Mahkememizce olay yerinde yapılan keşif sonrasında düzenlenen trafik bilirkişisi raporunda olayda sanığın asli kusurlu, yaya …’in ise tali kusurlu olduğunun belirtildiği;
Katılan …’in beyanında oğlunun Elazığ Tıp Fakültesi Hastanesi’ndeki tedavisinin iyiye doğru gitmesine rağmen bir anda oğlunun vefat etmesinde doktorların ihmalinin olduğunu iddia etmesi üzerine dosyanın Adli Tıp Kurumu’na gönderildiği, 1. Adli Tıp İhtisas Kurulu tarafından düzenlenen raporda …’in ölümünün genel beden travmasına bağlı kafatası kemik kırıkları, yüz kemik kırıkları, beyin kanaması ve gelişen komplikasyonlar sonucu meydana geldiği, …’in tedavisine katılan hekimlere atfı kabil kusur bulunmadığının belirtildiği,

Böylece sanığın taksirle bir kişinin ölümüne neden olma suçunu işlediğinin sanığın aşamalardaki samimi anlatımları, bilirkişi raporu, olay anına ait görüntüler, adli raporlar ve tüm dosya kapsamından sabit olduğu, bozma ilamı da dikkate alınarak sanığın üzerine atılı suçtan eylemine uyan TCK 85/1, 22/3, 53/6 maddeleri gereğince cezalandırılmasına karar verilerek aşağıdaki hüküm tesis edilmiştir.” denilmiştir.

2. Sanık aşamalardaki beyanında yolun kapalı olması nedeniyle kazanın meydana geldiği sokaktan geri geri çıkmaya çalıştığını, araçta park sensörü olmasına rağmen çocuk sesinden dolayı sensörü duymadığını, kazada kast ve ihmali bulunmadığı beyan etmiştir.

3. Katılan aşamalarda sanıktan şikayetçi olduğunu beyan etmiştir.

4. Adli Tıp Kurumu İstanbul Birinci Adli Tıp İhtisas Kurulu’nun 28.12.2014 tarihli raporunda “Çocuğun ölümünün genel beden travmasına bağlı kafatası kemik kırıkları, yüz kemik kırıkları, beyin kanamsı ve gelişen komplikasyonlar sonucu meydana gelmiş olduğu” şeklinde tespit yapıldığı anlaşılmıştır.

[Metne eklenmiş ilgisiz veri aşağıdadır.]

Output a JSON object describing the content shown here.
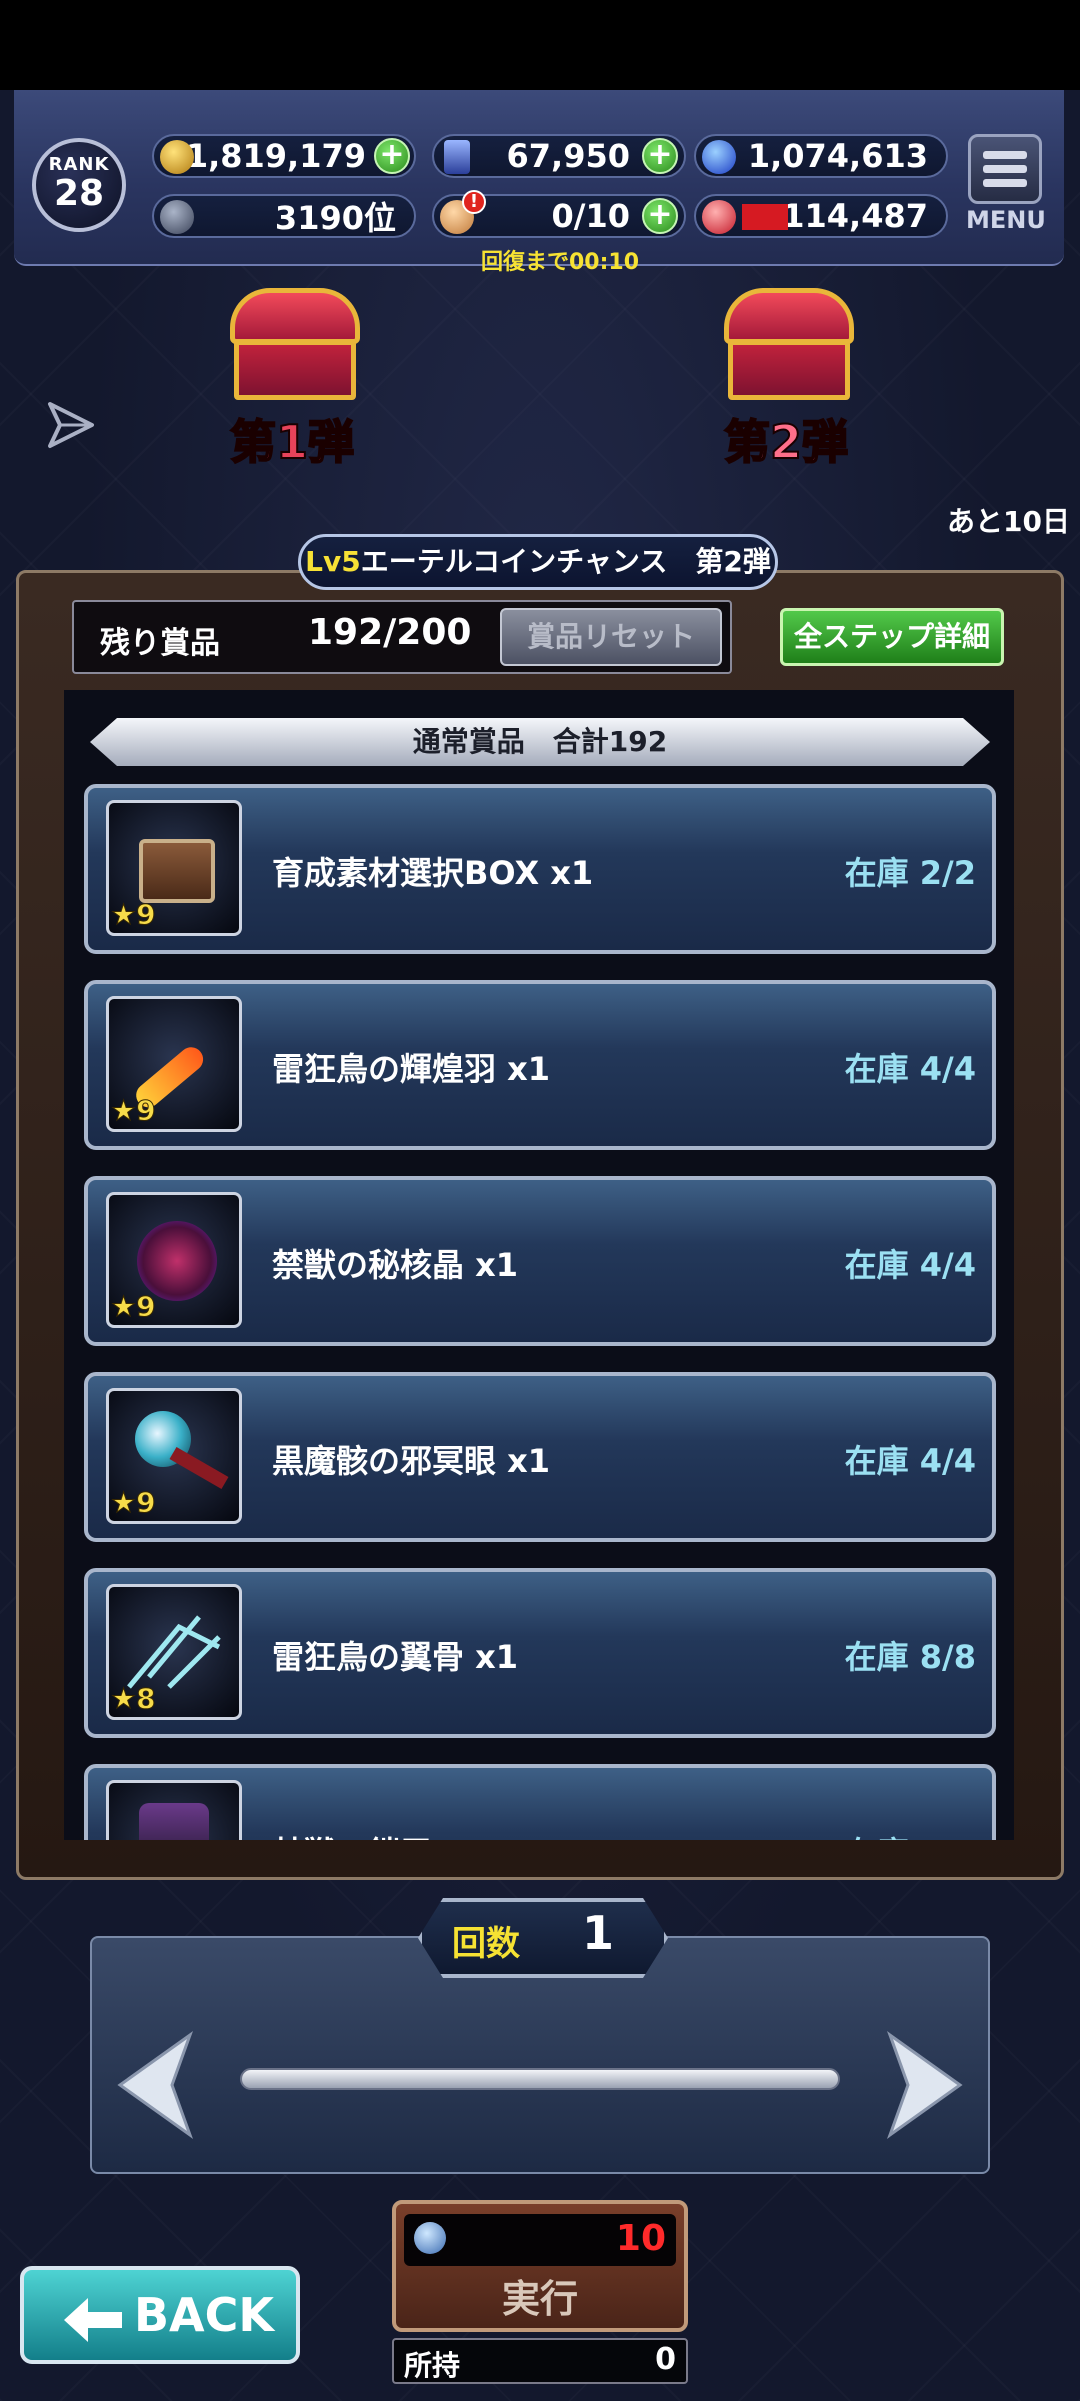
{
  "hud": {
    "rank_label": "RANK",
    "rank_value": "28",
    "gold": "41,819,179",
    "crystals": "67,950",
    "blue_orbs": "1,074,613",
    "ranking": "3190位",
    "stamina": "0/10",
    "red_orbs": "114,487",
    "menu_label": "MENU",
    "recovery": "回復まで00:10"
  },
  "banners": {
    "first_label": "第1弾",
    "second_label": "第2弾",
    "days_left": "あと10日"
  },
  "panel": {
    "title_lv": "Lv5",
    "title_rest": "エーテルコインチャンス　第2弾",
    "remaining_label": "残り賞品",
    "remaining_value": "192/200",
    "reset_button": "賞品リセット",
    "detail_button": "全ステップ詳細",
    "section_title": "通常賞品　合計192"
  },
  "items": [
    {
      "name": "育成素材選択BOX x1",
      "stock": "在庫 2/2",
      "rarity": "★9"
    },
    {
      "name": "雷狂鳥の輝煌羽 x1",
      "stock": "在庫 4/4",
      "rarity": "★9"
    },
    {
      "name": "禁獣の秘核晶 x1",
      "stock": "在庫 4/4",
      "rarity": "★9"
    },
    {
      "name": "黒魔骸の邪冥眼 x1",
      "stock": "在庫 4/4",
      "rarity": "★9"
    },
    {
      "name": "雷狂鳥の翼骨 x1",
      "stock": "在庫 8/8",
      "rarity": "★8"
    },
    {
      "name": "禁獣の鎧甲 x1",
      "stock": "在庫 7/8",
      "rarity": "★8"
    }
  ],
  "counter": {
    "label": "回数",
    "value": "1"
  },
  "execute": {
    "cost": "10",
    "label": "実行",
    "owned_label": "所持",
    "owned_value": "0"
  },
  "back_label": "BACK"
}
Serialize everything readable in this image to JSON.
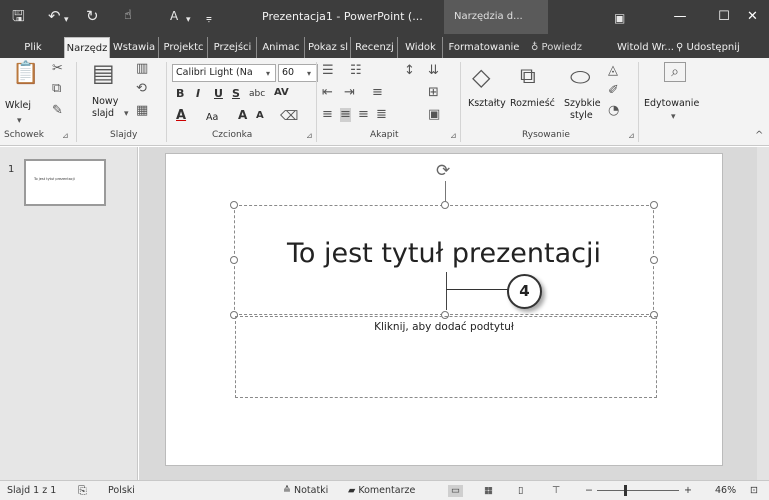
{
  "titlebar": {
    "title": "Prezentacja1 - PowerPoint (...",
    "tools_context": "Narzędzia d...",
    "icons": [
      "save-icon",
      "undo-icon",
      "redo-icon",
      "touch-mode-icon",
      "font-color-quick-icon",
      "customize-icon"
    ]
  },
  "tabs": [
    "Plik",
    "Narzędz",
    "Wstawia",
    "Projektc",
    "Przejści",
    "Animac",
    "Pokaz sl",
    "Recenzj",
    "Widok",
    "Formatowanie"
  ],
  "search": {
    "label": "Powiedz"
  },
  "user": {
    "name": "Witold Wr..."
  },
  "share": {
    "label": "Udostępnij"
  },
  "ribbon": {
    "clipboard": {
      "group": "Schowek",
      "paste": "Wklej"
    },
    "slides": {
      "group": "Slajdy",
      "new_slide_1": "Nowy",
      "new_slide_2": "slajd"
    },
    "font": {
      "group": "Czcionka",
      "family": "Calibri Light (Na",
      "size": "60",
      "case": "Aa"
    },
    "paragraph": {
      "group": "Akapit"
    },
    "drawing": {
      "group": "Rysowanie",
      "shapes": "Kształty",
      "arrange": "Rozmieść",
      "quick_styles_1": "Szybkie",
      "quick_styles_2": "style"
    },
    "editing": {
      "label": "Edytowanie"
    }
  },
  "thumbnail": {
    "number": "1",
    "text": "To jest tytuł prezentacji"
  },
  "slide": {
    "title": "To jest tytuł prezentacji",
    "subtitle": "Kliknij, aby dodać podtytuł",
    "callout": "4"
  },
  "status": {
    "slide_info": "Slajd 1 z 1",
    "language": "Polski",
    "notes": "Notatki",
    "comments": "Komentarze",
    "zoom": "46%"
  }
}
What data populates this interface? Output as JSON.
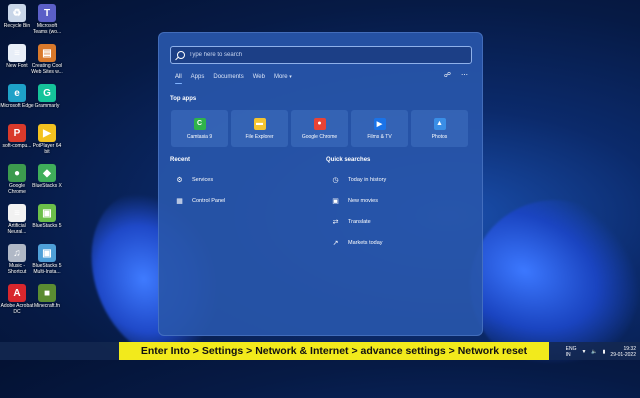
{
  "desktop": {
    "icons": [
      {
        "label": "Recycle Bin",
        "icon": "recycle-bin-icon",
        "color": "#c9d6e8",
        "glyph": "♻"
      },
      {
        "label": "Microsoft Teams (wo...",
        "icon": "teams-icon",
        "color": "#5b5fc7",
        "glyph": "T"
      },
      {
        "label": "New Font",
        "icon": "document-icon",
        "color": "#e8eef7",
        "glyph": "≡"
      },
      {
        "label": "Creating Cool Web Sites w...",
        "icon": "book-icon",
        "color": "#d9792b",
        "glyph": "▤"
      },
      {
        "label": "Microsoft Edge",
        "icon": "edge-icon",
        "color": "#1ea2c8",
        "glyph": "e"
      },
      {
        "label": "Grammarly",
        "icon": "grammarly-icon",
        "color": "#15c39a",
        "glyph": "G"
      },
      {
        "label": "soft-compu...",
        "icon": "pdf-icon",
        "color": "#d93a2b",
        "glyph": "P"
      },
      {
        "label": "PotPlayer 64 bit",
        "icon": "potplayer-icon",
        "color": "#f3c220",
        "glyph": "▶"
      },
      {
        "label": "Google Chrome",
        "icon": "chrome-icon",
        "color": "#3c9b4e",
        "glyph": "●"
      },
      {
        "label": "BlueStacks X",
        "icon": "bluestacks-x-icon",
        "color": "#3fae5a",
        "glyph": "◆"
      },
      {
        "label": "Artificial Neural...",
        "icon": "document-icon",
        "color": "#f1f1f1",
        "glyph": "≡"
      },
      {
        "label": "BlueStacks 5",
        "icon": "bluestacks-icon",
        "color": "#6cc04a",
        "glyph": "▣"
      },
      {
        "label": "Music - Shortcut",
        "icon": "music-icon",
        "color": "#b0b8c6",
        "glyph": "♫"
      },
      {
        "label": "BlueStacks 5 Multi-Insta...",
        "icon": "bluestacks-multi-icon",
        "color": "#4fa0d8",
        "glyph": "▣"
      },
      {
        "label": "Adobe Acrobat DC",
        "icon": "acrobat-icon",
        "color": "#d8272d",
        "glyph": "A"
      },
      {
        "label": "Minecraft.fn",
        "icon": "minecraft-icon",
        "color": "#5b8c32",
        "glyph": "■"
      }
    ]
  },
  "start_menu": {
    "search_placeholder": "Type here to search",
    "tabs": [
      {
        "label": "All",
        "active": true
      },
      {
        "label": "Apps"
      },
      {
        "label": "Documents"
      },
      {
        "label": "Web"
      },
      {
        "label": "More"
      }
    ],
    "top_apps_title": "Top apps",
    "top_apps": [
      {
        "label": "Camtasia 9",
        "icon": "camtasia-icon",
        "color": "#2fb34a",
        "glyph": "C"
      },
      {
        "label": "File Explorer",
        "icon": "folder-icon",
        "color": "#f4c430",
        "glyph": "▬"
      },
      {
        "label": "Google Chrome",
        "icon": "chrome-icon",
        "color": "#e84335",
        "glyph": "●"
      },
      {
        "label": "Films & TV",
        "icon": "films-tv-icon",
        "color": "#1a73e8",
        "glyph": "▶"
      },
      {
        "label": "Photos",
        "icon": "photos-icon",
        "color": "#3a8ee6",
        "glyph": "▲"
      }
    ],
    "recent_title": "Recent",
    "recent": [
      {
        "label": "Services",
        "icon": "gears-icon",
        "glyph": "⚙"
      },
      {
        "label": "Control Panel",
        "icon": "control-panel-icon",
        "glyph": "▦"
      }
    ],
    "quick_title": "Quick searches",
    "quick": [
      {
        "label": "Today in history",
        "icon": "clock-icon",
        "glyph": "◷"
      },
      {
        "label": "New movies",
        "icon": "film-icon",
        "glyph": "▣"
      },
      {
        "label": "Translate",
        "icon": "translate-icon",
        "glyph": "⇄"
      },
      {
        "label": "Markets today",
        "icon": "chart-icon",
        "glyph": "↗"
      }
    ]
  },
  "taskbar": {
    "lang_top": "ENG",
    "lang_bottom": "IN",
    "time": "19:32",
    "date": "29-01-2022"
  },
  "caption": "Enter Into > Settings > Network & Internet > advance settings > Network reset"
}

5. Olay sonrası kolluk tarafından düzenlenen 07.01.2013 tarihli kaza tespit tutanağında sanığın 2918 sayılı Karayolları Trafik Kanunu’nun (2918 sayılı Kanun) 67 inci maddesinde yer alan “Yönetmelikte belirtilen şartlar dışında geriye dönmek veya geriye gitmek yasaktır. İzin verilen hallerde bu manevraları yapacak sürücüler, karayolunu kullananlar için tehlike veya engel yaratmamak zorundadır.” kuralını ihlal ettiğinden kusurlu olduğu, ölenin ise aynı Kanun’un 68 inci maddesinin birinci fıkrasının (c) bendinde yer alan “Yaya yollarında, geçitlerde veya zorunlu hallerde taşıt yolu üzerinde bulunan yayaların, trafiği engelleyecek veya tehlikeye düşürecek şekilde davranışlarda bulunmaları veya buraları
saygısızca kullanmaları yasaktır.” kuralını ihlal ettiğinden kusurlu olduğu yönünde görüş bildirilmiştir.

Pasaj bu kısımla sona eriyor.